他在衝自己笑,優雅而有禮。但海心心卻微微慌了心神。錯開目光,不去看他的眼睛。
不敢看。
“想什麼呢?”男人用了些力道,扯了扯她的黑髮。似乎對於她的愣神表示不滿。
“爺,原來男孩蛻變爲男人,真的就是一夜之間的事情啊……”海心心似是而非,又像是個感慨的輕嘆一口氣。
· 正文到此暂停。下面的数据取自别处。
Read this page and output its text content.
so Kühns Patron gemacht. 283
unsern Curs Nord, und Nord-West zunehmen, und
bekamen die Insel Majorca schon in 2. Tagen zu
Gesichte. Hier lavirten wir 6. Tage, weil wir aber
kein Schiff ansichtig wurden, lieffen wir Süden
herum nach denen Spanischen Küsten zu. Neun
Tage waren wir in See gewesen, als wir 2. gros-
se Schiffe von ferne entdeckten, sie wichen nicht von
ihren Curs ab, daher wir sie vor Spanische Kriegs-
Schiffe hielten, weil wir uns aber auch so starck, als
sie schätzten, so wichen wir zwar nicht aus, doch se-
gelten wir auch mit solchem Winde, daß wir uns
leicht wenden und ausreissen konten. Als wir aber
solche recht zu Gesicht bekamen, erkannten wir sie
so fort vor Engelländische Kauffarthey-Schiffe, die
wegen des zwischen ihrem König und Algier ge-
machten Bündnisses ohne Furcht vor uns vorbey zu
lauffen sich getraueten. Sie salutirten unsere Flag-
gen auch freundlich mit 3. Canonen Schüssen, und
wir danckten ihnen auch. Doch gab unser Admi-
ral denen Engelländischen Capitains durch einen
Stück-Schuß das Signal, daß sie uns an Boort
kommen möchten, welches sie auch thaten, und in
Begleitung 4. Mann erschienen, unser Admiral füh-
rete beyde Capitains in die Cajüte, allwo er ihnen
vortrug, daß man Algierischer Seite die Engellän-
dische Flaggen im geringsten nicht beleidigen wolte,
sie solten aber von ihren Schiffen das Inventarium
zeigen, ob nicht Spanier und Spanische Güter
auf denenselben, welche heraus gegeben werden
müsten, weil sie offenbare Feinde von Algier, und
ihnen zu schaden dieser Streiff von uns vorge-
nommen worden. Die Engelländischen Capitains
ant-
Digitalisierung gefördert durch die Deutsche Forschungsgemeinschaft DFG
裴翩皇溫柔的將她黑髮別在耳後,目光陰冷夾裹着終年不化的積雪,卻已是她所熟悉的。
“男人的成長,大抵離不開挫折。說的更偏激一點,離不開恨與憤怒。寶貝兒,你真是天生的紅顏禍水。能讓一個男人真正的蛻變,他得多恨你?”
有多恨她,就有多愛她。
海心心聽了,只有苦笑連連,說不出話。
是她……把一個嬌滴滴的大少爺,逼成了現在這個男人嗎?
她何德何能?能讓陶老爺的掌中寶,蛻變成現在這個眼底含着恨藏着怨的男人?
同時,她又何其委屈?
歸根究底,她不過是因爲裙帶關係作祟,失去了原本屬於她的第一名。那她心裡委屈一下,一個人躲在角落裡流兩滴鱷魚淚又怎麼了!礙着誰了!她又沒有鑼鼓喧天的訴說自己的委屈,她就是一個偷偷的抹個眼淚而已啊!
她幹什麼傷天害理的缺德事兒了?!
結果就因爲陶公子看見她抹眼淚,他自己單方面喜歡上了她,甚至還爲了追隨她,跑去英國待了好些年。兜兜轉轉回到京城遇到了她,就一定要她迴應他的感情。
對她而言,這也太特麼不公平了吧!
“不是每一段感情,都會得到對方的迴應。也不是你愛的夠深了,對方也就一定要回應你!”海心心苦笑,望着男人那能扭曲時空的俊臉,滿腹委屈卻說不出口,“爺,您說,我要是真做了勾引陶公子的事兒,或者再退一萬步說好了,我若但凡給了他那麼一丁點的希望,他現在這樣,我都認了。真認了。可我沒有哇!您說,我到底做什麼事兒了,竟然惹的這一身腥?!”
裴翩皇嗤笑一聲,哪裡有安慰,簡直就是落井下石,“海小妞兒,你從來都不知道自己長得有多美,有魅惑男人。你掉一滴眼淚,怕是男人看見了,只會把什麼都雙手奉上爲討你開心。你說,你做錯了什麼?”